It is a function of the
standardization used in correspondence analysis. See papers and books by Greenacre.
For example Journal of applied stat. 1993. 20:251-269.
----------------------
F. James Rohlf, Distinguished
Professor
Dept. Ecology and Evolution,
Stony Brook University, NY 11794-5245
From: Classification,
clustering, and phylogeny estimation [mailto:[log in to unmask]] On
Behalf Of Eric Wajnberg
Sent: Monday, June 07, 2010 3:58 AM
To: [log in to unmask]
Subject: correspondence analysis with strange triangular structure
Dear All,
I am doing a simple correspondence analysis on a contingency table having more
than 5000 lines (that are representing genes) and 4 columns. I am then doing a
clustering analysis on the coordinates of all genes on the factorial axes. The
results of the correspondence analysis are quite surprising to me. The
coordinates of all rows on the 3 axes are strictly within a simplex that is a
perfect tetrahedron. Of course, the extremities of the tetrahedron are
corresponding to the coordinates of the column in the factorial space. How
could such a structure be obtained?
I first thought that this was due to a specific structure in my original
dataset, so I’ve decided to do the analysis again on a randomly drawn
contingency table of the same size (each cell was drawn from a uniform
distribution between 0 and 100). I collected again such a triangle structure.
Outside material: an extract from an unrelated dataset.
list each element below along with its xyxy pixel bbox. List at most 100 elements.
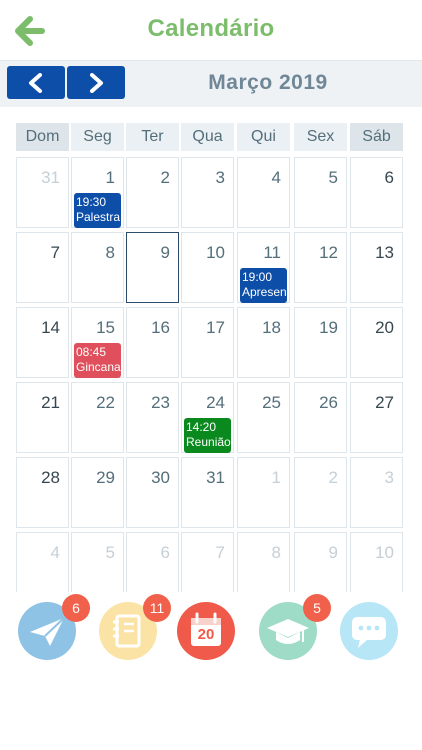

It thus seems that a simple correspondence analysis is always producing such a
triangular structure on a space with a small number of dimensions, but I never
heard about this before. I suspect that people are usually not getting this
because either they have more dimensions, or less rows in the original table, leading
to points that look to be spread on factorial plans in a more homogeneous way.